Amid growing demand, profit-driven private universities and institutions have expanded considerably over the past two decades, significantly increasing access to higher education. However, lax quality regulations have allowed many of these institutions to provide substandard learning conditions, creating major concerns for students, professors and sector professionals. Implementing a standardised national accreditation system and establishing more direct links with the business community will be key to improving standards.
While a national accreditation system exists for all levels of basic education, evaluations for higher education institutes remain optional. This umbrella structure, known as the National Evaluation System for the Evaluation, Accreditation and Certification of Educational Quality (Sistema Nacional de Evaluación, Acreditación y Certificación de la Calidad Educativa, SINEACE), has made little impact on higher education since its creation in 2006. Currently, only seven university programmes are accredited, while 13 are in the process of receiving accreditation; no Peruvian university is yet fully accredited under the national system. Overseen by the Ministry of Education ( MINEDU), SINEACE should become a key tool in the near future, as institutions begin to realise how important quality recognition is for attracting new students.
According to Liliana Miranda Molina, chief of MINEDU’s Department of Strategic Planning and Education Quality Assessment, the government’s focus on enforcing a national accreditation system originated from the influx of poor-quality private institutions. “After 20 years our assessment is concerning because there are so many private institutions where the minimum quality standards are not upheld,” she told OBG. Miranda associates the profit-driven character of many institutions with the low standards of quality, highlighting that non-profit private universities, such as the Universidad del Pacífico (UP), offer high-quality education.

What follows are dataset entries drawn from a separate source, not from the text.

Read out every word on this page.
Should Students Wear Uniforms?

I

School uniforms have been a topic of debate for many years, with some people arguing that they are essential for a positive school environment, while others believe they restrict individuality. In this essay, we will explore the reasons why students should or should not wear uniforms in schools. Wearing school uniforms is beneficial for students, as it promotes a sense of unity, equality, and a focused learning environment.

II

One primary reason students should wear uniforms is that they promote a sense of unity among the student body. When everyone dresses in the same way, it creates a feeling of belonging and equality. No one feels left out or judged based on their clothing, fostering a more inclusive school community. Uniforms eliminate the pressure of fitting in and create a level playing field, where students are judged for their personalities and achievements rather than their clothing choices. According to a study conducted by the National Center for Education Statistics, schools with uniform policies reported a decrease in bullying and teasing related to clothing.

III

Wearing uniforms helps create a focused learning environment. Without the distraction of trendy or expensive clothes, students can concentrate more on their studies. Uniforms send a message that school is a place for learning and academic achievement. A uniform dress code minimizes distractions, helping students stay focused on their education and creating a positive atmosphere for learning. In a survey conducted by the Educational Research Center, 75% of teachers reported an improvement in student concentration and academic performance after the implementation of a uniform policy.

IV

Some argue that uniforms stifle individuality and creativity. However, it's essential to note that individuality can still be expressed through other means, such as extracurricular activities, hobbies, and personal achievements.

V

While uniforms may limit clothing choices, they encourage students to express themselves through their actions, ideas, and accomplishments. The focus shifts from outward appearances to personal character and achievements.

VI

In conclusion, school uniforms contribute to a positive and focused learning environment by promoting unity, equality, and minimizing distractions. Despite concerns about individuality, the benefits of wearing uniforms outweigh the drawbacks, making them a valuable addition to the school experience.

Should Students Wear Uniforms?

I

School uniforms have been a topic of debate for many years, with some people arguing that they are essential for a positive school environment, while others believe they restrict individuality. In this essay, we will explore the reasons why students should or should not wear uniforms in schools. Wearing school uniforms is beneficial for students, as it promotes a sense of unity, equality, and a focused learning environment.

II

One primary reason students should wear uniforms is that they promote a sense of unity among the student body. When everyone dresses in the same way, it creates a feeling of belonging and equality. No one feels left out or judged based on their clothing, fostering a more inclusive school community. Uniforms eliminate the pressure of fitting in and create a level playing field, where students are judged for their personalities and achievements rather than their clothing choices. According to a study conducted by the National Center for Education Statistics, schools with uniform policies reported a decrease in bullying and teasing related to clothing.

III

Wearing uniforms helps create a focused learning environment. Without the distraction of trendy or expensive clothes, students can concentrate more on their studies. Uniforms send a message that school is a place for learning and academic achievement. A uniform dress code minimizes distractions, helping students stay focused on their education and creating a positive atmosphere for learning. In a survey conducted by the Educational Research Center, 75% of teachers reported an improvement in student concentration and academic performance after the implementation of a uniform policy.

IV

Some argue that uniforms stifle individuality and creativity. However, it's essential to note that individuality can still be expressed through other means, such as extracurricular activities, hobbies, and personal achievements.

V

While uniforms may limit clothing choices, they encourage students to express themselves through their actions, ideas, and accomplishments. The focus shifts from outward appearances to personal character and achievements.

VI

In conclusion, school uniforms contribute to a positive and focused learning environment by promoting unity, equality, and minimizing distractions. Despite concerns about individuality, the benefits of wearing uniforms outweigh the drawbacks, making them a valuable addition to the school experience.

Some universities have sidestepped national procedures, aiming instead for global quality standards. Such is the case for the Universidad San Ignacio de Loyola (USIL), currently in the process of obtaining international accreditation. Rodolfo Cremer, dean of the USIL Graduate School, believes accreditation is slowly becoming an important factor for students when deciding where to study and for employers when deciding who to hire. This value will only increase as MINEDU administers quality standards, he told OBG. Cremer also explained that obtaining international accreditation is a means to compete both locally and globally.

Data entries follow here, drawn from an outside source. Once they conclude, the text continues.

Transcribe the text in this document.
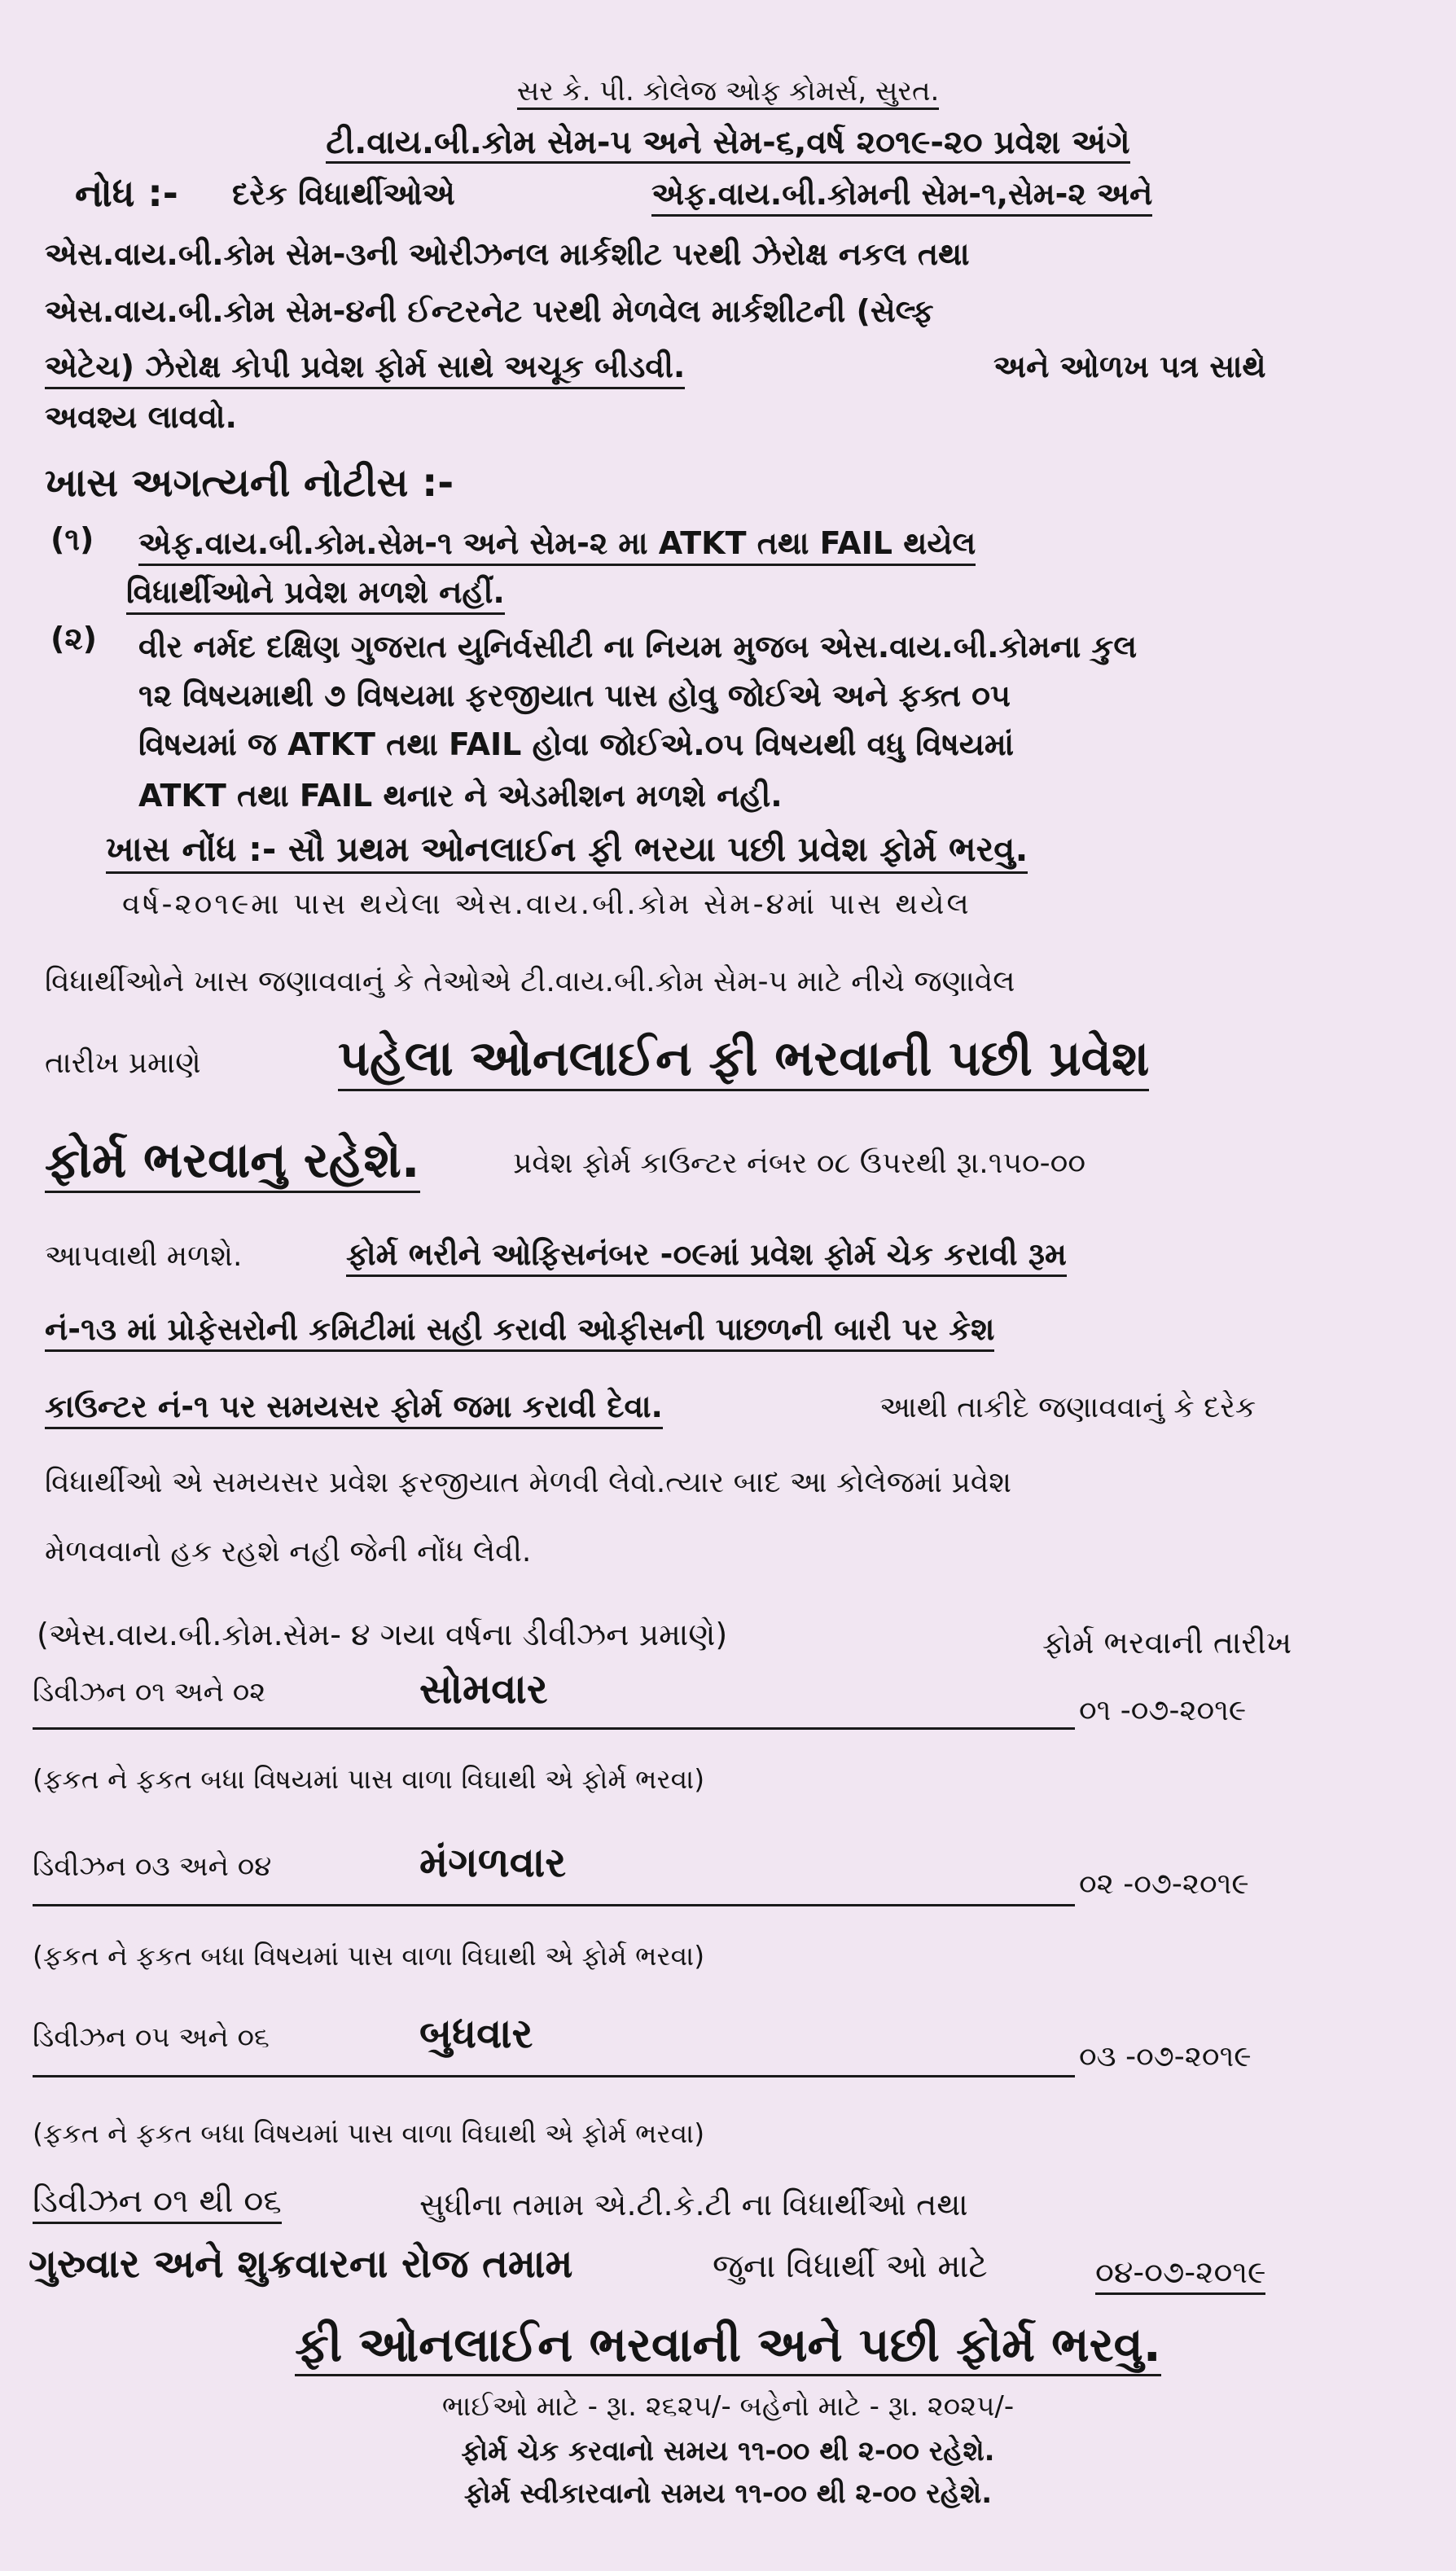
સર કે. પી. કોલેજ ઓફ કોમર્સ, સુરત.

ટી.વાય.બી.કોમ સેમ-૫ અને સેમ-૬,વર્ષ ૨૦૧૯-૨૦ પ્રવેશ અંગે

નોધ :- દરેક વિધાર્થીઓએ	એફ.વાય.બી.કોમની સેમ-૧,સેમ-૨ અને

એસ.વાય.બી.કોમ સેમ-૩ની ઓરીઝનલ માર્કશીટ પરથી ઝેરોક્ષ નકલ તથા

એસ.વાય.બી.કોમ સેમ-૪ની ઈન્ટરનેટ પરથી મેળવેલ માર્કશીટની (સેલ્ફ

એટેચ) ઝેરોક્ષ કોપી પ્રવેશ ફોર્મ સાથે અચૂક બીડવી.	અને ઓળખ પત્ર સાથે

અવશ્ય લાવવો.

ખાસ અગત્યની નોટીસ :-

(૧) એફ.વાય.બી.કોમ.સેમ-૧ અને સેમ-૨ મા ATKT તથા FAIL થયેલ

વિધાર્થીઓને પ્રવેશ મળશે નહીં.

(૨) વીર નર્મદ દક્ષિણ ગુજરાત યુનિર્વસીટી ના નિયમ મુજબ એસ.વાય.બી.કોમના કુલ

૧૨ વિષયમાથી ૭ વિષયમા ફરજીયાત પાસ હોવુ જોઈએ અને ફક્ત ૦૫

વિષયમાં જ ATKT તથા FAIL હોવા જોઈએ.૦૫ વિષયથી વધુ વિષયમાં

ATKT તથા FAIL થનાર ને એડમીશન મળશે નહી.

ખાસ નોંધ :- સૌ પ્રથમ ઓનલાઈન ફી ભરયા પછી પ્રવેશ ફોર્મ ભરવુ.

વર્ષ-૨૦૧૯મા પાસ થયેલા એસ.વાય.બી.કોમ સેમ-૪માં પાસ થયેલ

વિધાર્થીઓને ખાસ જણાવવાનું કે તેઓએ ટી.વાય.બી.કોમ સેમ-૫ માટે નીચે જણાવેલ

તારીખ પ્રમાણે	પહેલા ઓનલાઈન ફી ભરવાની પછી પ્રવેશ

ફોર્મ ભરવાનુ રહેશે.	પ્રવેશ ફોર્મ કાઉન્ટર નંબર ૦૮ ઉપરથી રૂા.૧૫૦-૦૦

આપવાથી મળશે.	ફોર્મ ભરીને ઓફિસનંબર -૦૯માં પ્રવેશ ફોર્મ ચેક કરાવી રૂમ

નં-૧૩ માં પ્રોફેસરોની કમિટીમાં સહી કરાવી ઓફીસની પાછળની બારી પર કેશ

કાઉન્ટર નં-૧ પર સમયસર ફોર્મ જમા કરાવી દેવા.	આથી તાકીદે જણાવવાનું કે દરેક

વિધાર્થીઓ એ સમયસર પ્રવેશ ફરજીયાત મેળવી લેવો.ત્યાર બાદ આ કોલેજમાં પ્રવેશ

મેળવવાનો હક રહશે નહી જેની નોંધ લેવી.

(એસ.વાય.બી.કોમ.સેમ- ૪ ગયા વર્ષના ડીવીઝન પ્રમાણે)	ફોર્મ ભરવાની તારીખ

ડિવીઝન ૦૧ અને ૦૨	સોમવાર	૦૧ -૦૭-૨૦૧૯

(ફકત ને ફકત બધા વિષયમાં પાસ વાળા વિઘાથી એ ફોર્મ ભરવા)

ડિવીઝન ૦૩ અને ૦૪	મંગળવાર	૦૨ -૦૭-૨૦૧૯

(ફકત ને ફકત બધા વિષયમાં પાસ વાળા વિઘાથી એ ફોર્મ ભરવા)

ડિવીઝન ૦૫ અને ૦૬	બુધવાર	૦૩ -૦૭-૨૦૧૯

(ફકત ને ફકત બધા વિષયમાં પાસ વાળા વિઘાથી એ ફોર્મ ભરવા)

ડિવીઝન ૦૧ થી ૦૬	સુધીના તમામ એ.ટી.કે.ટી ના વિધાર્થીઓ તથા

ગુરુવાર અને શુક્રવારના રોજ તમામ	જુના વિધાર્થી ઓ માટે	૦૪-૦૭-૨૦૧૯

ફી ઓનલાઈન ભરવાની અને પછી ફોર્મ ભરવુ.

ભાઈઓ માટે - રૂા. ૨૬૨૫/- બહેનો માટે - રૂા. ૨૦૨૫/-

ફોર્મ ચેક કરવાનો સમય ૧૧-૦૦ થી ૨-૦૦ રહેશે.

ફોર્મ સ્વીકારવાનો સમય ૧૧-૦૦ થી ૨-૦૦ રહેશે.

For Mario Rivera Orams, executive director of technical institute Tecsup, the creation of an independent education authority would not only help control quality standards but also promote further collaboration with the private sector. According to Rivera, few guidelines exist to promote hands-on industry experience for students. “The shortage of graduates in certain disciplines is not due to a lack of numbers, but rather to a lack of quality,” he told OBG. “By improving the quality of education, which involves practical experience, this shortage can be overcome,” he added.
Many top private universities maintain links with the private sector by only hiring professors that simultaneously work in their fields of study outside academia. It is the combination of high academic standards and industry connections that place private universities, like USIL and UP, in the upper tier of higher education. Such recognition comes with competitive compensation for professors in the undergraduate market, which at USIL can surpass $36 per academic hour, compared to as low as $10.50 per hour in public universities.
Passing The Test
At the beginning of 2013, Peru received a loan of $25m from the World Bank, to help fund major improvements in the education sector. A large portion of these funds will go towards higher education and expanding the reach of the accreditation system. Furthermore, a law was recently proposed to make national accreditation obligatory, which, if passed as hoped in late 2013, will shut down universities that do not comply with accreditation procedures.